А брать-то почти нечего – полки пусты. Господи, когда же все это уже кончится?..
Отоварились фасолью в томатном соусе. Сколько денег было, на столько и взяли – девятнадцать банок.
Ну, немножечко, конечно, оставили – на автобус, на метро, на хлеб. Завтра у Саши зарплата должна быть, да вот дадут ли? И вообще, что теперь будет?
И без того жить трудно, но хоть надеялись на что-то. Не на Горбачева, так на Ельцина. И – на тебе.
А жизнь – одна. И вот – девятнадцать банок фасоли.
Людмила взглянула на мужа. Да, у него очередь быстрее продвигается. Бедный, тяжело ему, аж перекосился, а корзинку не выпускает. Хороший Саня…
На всякий случай сказав стоявшей за ней женщине: «Я на минутку, вы за мной», она подошла к мужу.
– Сань, у тебя кассирша пошустрее работает, раньше подойдешь. Может, вот тебе деньги, а я домой побегу? Что-то за детей сегодня неспокойно… День какой-то такой…
– Сегодня счастливый день! – строго сообщил из соседней очереди пожилой мужчина в потертом сером костюме. – Ишь, неспокойно им! Прижали хвост, и правильно! Давно пора!
Никто не ответил. Саня открыл было рот, но Людмила нашла его ладонь, быстро и сильно сжала ее – и муж промолчал.
– Ну так что? – спросила она. – Пойду?
– Иди… – неохотно ответил Саня.
– Все, пошла. А вы, – неожиданно для самой себя обратилась Людмила к пожилому, – не вмешивайтесь, когда вас не просят, ясно? Сам вон фасолью нагрузился, а туда же…
И двинулась к выходу, лавируя в толпе.
– Я, может, фасоль люблю! – послышалось сзади.
– Молчи, мужик, – пробасил кто-то. – Тоже мне, умник нашелся. День у него счастливый…

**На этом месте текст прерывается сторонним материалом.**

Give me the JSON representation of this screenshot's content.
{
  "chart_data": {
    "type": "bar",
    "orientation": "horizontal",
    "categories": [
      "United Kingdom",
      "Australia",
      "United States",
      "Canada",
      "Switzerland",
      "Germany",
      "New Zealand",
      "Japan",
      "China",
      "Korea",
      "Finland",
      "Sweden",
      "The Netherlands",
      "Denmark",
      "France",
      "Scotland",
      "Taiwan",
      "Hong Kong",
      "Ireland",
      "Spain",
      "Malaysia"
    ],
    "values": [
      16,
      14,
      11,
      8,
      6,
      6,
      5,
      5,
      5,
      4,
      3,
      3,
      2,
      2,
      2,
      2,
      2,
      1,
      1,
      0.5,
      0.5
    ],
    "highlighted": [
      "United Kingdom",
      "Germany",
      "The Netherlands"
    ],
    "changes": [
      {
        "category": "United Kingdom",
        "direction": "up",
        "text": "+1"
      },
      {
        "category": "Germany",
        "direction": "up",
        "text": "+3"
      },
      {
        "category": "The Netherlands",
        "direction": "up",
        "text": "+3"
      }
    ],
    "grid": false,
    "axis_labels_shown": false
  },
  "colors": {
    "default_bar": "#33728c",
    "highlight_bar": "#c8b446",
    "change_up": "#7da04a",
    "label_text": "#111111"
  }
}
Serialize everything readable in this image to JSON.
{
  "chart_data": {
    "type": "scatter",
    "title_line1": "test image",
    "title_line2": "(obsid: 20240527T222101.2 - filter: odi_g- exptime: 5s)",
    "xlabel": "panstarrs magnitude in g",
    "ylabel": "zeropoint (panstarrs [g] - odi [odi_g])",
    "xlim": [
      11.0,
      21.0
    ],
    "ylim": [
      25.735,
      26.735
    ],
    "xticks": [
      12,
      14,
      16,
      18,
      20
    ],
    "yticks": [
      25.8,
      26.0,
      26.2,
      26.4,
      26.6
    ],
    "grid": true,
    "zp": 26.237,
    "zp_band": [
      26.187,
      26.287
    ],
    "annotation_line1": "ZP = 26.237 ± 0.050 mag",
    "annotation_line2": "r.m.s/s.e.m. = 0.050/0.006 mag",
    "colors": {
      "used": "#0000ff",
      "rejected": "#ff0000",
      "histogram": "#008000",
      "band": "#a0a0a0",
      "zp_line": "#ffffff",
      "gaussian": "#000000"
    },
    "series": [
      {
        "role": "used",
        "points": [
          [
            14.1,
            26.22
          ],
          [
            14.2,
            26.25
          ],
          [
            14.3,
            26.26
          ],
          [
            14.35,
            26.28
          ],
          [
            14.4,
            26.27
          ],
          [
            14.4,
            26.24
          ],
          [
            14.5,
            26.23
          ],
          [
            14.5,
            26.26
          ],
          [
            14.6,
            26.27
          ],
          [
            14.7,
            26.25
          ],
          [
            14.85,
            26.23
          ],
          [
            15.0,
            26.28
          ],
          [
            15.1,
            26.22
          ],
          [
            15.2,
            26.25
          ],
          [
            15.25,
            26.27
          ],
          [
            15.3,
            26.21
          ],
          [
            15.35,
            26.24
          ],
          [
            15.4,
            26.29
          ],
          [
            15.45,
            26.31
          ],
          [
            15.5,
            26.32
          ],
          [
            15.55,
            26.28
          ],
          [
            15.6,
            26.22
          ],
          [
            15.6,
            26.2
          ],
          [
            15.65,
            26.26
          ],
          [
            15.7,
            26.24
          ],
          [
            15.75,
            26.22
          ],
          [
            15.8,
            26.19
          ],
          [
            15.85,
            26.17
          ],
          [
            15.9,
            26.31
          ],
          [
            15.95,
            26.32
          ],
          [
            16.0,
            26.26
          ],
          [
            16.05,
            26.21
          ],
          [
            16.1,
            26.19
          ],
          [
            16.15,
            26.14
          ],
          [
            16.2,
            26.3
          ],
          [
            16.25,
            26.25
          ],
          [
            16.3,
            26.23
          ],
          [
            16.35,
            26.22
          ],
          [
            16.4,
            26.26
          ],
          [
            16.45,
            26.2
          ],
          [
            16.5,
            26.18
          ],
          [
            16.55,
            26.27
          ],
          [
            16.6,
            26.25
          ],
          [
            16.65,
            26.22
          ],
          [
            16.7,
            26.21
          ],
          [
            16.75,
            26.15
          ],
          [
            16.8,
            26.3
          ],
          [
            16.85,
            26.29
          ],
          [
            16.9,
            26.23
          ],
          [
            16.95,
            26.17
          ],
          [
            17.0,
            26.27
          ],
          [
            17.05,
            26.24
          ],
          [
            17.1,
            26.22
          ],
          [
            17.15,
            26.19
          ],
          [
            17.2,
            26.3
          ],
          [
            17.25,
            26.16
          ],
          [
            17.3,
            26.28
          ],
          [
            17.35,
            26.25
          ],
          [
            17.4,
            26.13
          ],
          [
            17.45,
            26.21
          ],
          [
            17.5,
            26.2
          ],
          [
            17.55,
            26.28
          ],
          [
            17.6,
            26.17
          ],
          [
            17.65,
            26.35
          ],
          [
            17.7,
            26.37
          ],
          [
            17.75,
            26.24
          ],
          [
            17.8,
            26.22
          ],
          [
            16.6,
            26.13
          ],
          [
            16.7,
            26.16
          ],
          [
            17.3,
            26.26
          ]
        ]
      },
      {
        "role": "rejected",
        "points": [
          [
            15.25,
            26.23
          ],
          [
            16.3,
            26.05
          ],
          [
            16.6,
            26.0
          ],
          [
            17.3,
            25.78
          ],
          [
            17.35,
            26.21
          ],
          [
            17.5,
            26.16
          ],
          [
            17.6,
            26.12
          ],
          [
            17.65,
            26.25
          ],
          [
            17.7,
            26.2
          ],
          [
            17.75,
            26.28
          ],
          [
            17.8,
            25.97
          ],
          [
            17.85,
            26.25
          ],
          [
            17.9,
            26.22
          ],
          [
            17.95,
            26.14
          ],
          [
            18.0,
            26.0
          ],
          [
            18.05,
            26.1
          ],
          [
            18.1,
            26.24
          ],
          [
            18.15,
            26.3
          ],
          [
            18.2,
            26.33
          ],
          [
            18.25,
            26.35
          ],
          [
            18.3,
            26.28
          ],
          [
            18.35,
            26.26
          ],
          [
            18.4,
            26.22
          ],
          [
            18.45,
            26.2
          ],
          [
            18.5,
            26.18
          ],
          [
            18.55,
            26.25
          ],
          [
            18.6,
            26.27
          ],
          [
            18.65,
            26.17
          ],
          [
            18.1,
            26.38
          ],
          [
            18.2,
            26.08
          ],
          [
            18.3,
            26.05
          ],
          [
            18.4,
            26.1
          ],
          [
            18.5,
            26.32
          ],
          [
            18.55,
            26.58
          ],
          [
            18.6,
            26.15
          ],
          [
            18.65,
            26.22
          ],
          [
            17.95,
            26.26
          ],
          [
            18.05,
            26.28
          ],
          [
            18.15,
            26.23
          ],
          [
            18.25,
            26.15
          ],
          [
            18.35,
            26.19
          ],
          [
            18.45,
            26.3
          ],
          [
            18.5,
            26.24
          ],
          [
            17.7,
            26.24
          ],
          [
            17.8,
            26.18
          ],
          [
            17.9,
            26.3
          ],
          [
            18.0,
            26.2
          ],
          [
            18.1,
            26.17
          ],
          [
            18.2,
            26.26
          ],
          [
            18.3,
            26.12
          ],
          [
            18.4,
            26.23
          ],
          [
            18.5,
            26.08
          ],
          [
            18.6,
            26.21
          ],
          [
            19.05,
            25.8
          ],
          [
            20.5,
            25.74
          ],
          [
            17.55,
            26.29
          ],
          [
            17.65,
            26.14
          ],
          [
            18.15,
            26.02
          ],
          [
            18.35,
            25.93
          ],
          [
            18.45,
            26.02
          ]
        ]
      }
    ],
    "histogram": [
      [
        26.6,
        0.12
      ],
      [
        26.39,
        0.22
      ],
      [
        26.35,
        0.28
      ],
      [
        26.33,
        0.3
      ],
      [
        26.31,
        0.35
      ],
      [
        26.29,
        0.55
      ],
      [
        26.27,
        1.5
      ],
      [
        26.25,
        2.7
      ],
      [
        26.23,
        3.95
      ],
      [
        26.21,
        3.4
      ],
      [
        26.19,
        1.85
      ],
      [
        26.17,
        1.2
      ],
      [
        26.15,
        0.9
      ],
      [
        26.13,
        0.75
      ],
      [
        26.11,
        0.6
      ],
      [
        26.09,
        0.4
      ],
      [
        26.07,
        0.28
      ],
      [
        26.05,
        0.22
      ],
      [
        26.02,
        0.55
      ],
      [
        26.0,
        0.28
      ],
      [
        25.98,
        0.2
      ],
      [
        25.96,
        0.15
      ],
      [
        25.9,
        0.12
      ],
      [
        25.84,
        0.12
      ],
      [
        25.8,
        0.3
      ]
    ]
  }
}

Вот и скандальчик намечается, подумала Людмила. Все-таки народ молчать не станет. Привыкли, что хотя бы говорить – можно, что угодно. Да, испугались поначалу, но это быстро пройдет. И будут говорить. А то, глядишь, и на улицы выйдут.
Ладно, у меня – дети.
С детьми все оказалось в порядке. Хорошо, что Катюшку с Мишенькой в лагерь не отправили, сообразила Людмила. Сейчас бы пришлось, сходя с ума от беспокойства, ехать за ними, а еще как добираться в этот самый Ступинский район по чрезвычайному-то положению… И Игорька с собой тащить за тридевять земель…
Хоть это удачно вышло.
Зато с родителями неизвестно что. Понесло их в Евпаторию, к маминой родне, у которой и телефона-то нет… Впрочем, там, может, и спокойнее.
Наконец, и муж вернулся.
– Ну что, на работу сходить, что ли? – неуверенно спросил он, разгрузившись.
– Я не пойду, – отрезала Людмила. – Я при детях буду.
– Эх… Ну, и я прогуляю. Один хрен зарплата только завтра.
Он включил телевизор. Показывали «Лебединое озеро».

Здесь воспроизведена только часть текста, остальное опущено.